Provincial labor laws ensure that employees retain a strong degree of autonomy when advocating for their beliefs outside work. Lawyers and HR experts surveyed by the Star routinely said that an individual’s conduct in their personal life cannot justify punitive measures, including termination, unless their conduct de ella somehow breaches predetermined company policy or severely harms their employer’s reputation with the public.

But when employees associate their company with their personal beliefs, employers may have grounds to take action, said Richard Johnson, partner at Kent Employment Law.

That includes using a work email address to donate funds to the trucker convoy.

“If the employee is using work resources like the email system, that’s an abuse of work time and that’s a disciplinary offense,” said Johnson.

Ideally, employers should have established policies on using work resources well before these issues transpire, said Johnson.

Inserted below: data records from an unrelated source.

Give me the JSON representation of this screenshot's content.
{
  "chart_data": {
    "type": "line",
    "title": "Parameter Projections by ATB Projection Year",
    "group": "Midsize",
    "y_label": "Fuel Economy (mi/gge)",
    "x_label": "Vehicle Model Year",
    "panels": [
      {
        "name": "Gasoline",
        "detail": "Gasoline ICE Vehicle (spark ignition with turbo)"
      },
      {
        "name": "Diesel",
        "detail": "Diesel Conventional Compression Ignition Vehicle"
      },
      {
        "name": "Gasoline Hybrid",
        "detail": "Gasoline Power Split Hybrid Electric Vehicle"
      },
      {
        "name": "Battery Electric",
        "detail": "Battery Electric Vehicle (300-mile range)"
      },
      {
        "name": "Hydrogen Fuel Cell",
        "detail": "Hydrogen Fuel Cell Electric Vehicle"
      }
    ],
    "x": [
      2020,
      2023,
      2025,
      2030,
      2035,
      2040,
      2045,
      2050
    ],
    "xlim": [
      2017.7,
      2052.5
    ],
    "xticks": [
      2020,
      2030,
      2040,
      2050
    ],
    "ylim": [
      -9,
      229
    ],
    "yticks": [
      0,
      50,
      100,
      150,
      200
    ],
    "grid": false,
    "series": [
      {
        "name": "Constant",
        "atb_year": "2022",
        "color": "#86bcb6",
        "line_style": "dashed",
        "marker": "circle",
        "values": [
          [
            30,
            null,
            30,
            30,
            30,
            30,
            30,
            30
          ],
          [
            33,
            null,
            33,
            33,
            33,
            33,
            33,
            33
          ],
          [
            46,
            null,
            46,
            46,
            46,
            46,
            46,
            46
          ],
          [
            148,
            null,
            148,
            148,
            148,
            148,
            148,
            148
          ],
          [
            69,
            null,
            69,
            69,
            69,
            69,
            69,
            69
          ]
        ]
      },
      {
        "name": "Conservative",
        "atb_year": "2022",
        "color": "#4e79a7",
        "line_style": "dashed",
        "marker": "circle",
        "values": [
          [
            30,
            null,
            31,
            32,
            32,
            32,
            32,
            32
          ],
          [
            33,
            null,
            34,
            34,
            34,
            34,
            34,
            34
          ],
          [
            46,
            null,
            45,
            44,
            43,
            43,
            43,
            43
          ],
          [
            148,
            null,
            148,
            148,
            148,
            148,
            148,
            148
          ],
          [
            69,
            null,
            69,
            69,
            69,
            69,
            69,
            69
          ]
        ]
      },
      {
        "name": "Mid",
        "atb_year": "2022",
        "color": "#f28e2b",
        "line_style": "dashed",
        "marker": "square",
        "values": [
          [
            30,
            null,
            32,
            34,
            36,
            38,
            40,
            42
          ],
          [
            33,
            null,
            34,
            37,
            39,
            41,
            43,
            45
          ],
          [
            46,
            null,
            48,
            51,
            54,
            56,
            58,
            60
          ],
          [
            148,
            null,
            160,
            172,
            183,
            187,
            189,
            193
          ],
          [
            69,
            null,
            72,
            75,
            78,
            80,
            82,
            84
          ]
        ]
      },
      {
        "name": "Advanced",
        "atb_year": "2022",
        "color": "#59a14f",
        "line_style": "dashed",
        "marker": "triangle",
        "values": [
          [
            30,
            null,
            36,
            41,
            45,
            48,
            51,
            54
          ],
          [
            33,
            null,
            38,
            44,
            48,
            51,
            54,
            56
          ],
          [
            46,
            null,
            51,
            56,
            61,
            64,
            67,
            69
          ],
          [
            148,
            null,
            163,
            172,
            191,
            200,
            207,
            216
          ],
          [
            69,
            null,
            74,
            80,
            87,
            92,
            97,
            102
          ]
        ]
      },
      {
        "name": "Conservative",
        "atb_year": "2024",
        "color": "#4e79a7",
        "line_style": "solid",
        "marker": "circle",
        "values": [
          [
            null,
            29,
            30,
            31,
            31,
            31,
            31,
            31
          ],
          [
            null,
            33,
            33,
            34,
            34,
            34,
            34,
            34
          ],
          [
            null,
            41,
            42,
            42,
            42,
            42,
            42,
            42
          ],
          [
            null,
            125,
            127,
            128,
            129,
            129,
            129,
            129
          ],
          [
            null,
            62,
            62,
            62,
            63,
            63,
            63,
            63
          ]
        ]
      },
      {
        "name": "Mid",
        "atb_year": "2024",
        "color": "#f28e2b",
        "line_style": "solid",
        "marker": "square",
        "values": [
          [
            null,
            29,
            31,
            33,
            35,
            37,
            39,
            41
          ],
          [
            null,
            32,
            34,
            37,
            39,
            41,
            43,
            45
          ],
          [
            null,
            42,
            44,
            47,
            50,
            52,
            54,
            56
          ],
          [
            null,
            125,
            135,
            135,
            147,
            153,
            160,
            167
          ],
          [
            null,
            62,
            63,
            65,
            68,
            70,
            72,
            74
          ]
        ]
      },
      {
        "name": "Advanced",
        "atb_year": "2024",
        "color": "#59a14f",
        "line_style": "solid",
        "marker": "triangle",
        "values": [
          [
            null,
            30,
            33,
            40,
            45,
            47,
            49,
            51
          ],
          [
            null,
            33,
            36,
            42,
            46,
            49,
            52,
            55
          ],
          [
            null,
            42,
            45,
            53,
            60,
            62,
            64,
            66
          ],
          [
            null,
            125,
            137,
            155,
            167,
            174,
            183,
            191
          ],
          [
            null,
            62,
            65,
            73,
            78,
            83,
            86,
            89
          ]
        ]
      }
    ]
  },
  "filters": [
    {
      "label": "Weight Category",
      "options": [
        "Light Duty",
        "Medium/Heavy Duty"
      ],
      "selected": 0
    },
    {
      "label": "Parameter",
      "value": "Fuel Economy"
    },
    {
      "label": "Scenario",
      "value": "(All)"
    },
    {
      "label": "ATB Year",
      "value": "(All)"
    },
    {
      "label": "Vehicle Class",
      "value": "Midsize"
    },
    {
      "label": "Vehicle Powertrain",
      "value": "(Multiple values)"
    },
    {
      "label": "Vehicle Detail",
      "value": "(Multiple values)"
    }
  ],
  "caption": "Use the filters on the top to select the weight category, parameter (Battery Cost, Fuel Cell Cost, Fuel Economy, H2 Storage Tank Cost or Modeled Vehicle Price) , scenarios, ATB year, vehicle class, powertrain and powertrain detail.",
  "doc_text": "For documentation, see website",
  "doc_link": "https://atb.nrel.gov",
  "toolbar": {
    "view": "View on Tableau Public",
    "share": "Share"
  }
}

Those policies should make clear to employees how to use their work emails, when to display their company affiliation and under what circumstances they are seen to be representing the company.

“This is an incredibly thorny situation we’re in now, so employers should really put a policy in place on a going-forward basis that outlines the confines of workplace behavior and properly conveys to workers when they’ve crossed a line,” he said.

Most donations to the trucker convoy were made before the federal government invoked the Emergencies Act, declaring the protest illegal and mandating Canada’s largest banks to freeze accounts deemed to “further” protest activity in Ottawa.

Nita Chhinzer, an associate professor of leadership and organizational management at the University of Guelph, said the illegal nature of the Ottawa blockade may strengthen an employer’s claim that a participating employee is causing reputational damage to the company — but workers that supported the protest last week were supporting it at a time when the blockade was still technically legal, leaving employers little ground to take action.

If the employee is advocating for their beliefs on their own time, detached from the organization they work for, employers should not interfere in most cases, said Chhinzer.

“We still have to let employees be free and use their freedom of speech. It’s only at the point where their actions are harmful to others or harmful to the company that we should step in and take action,” she said.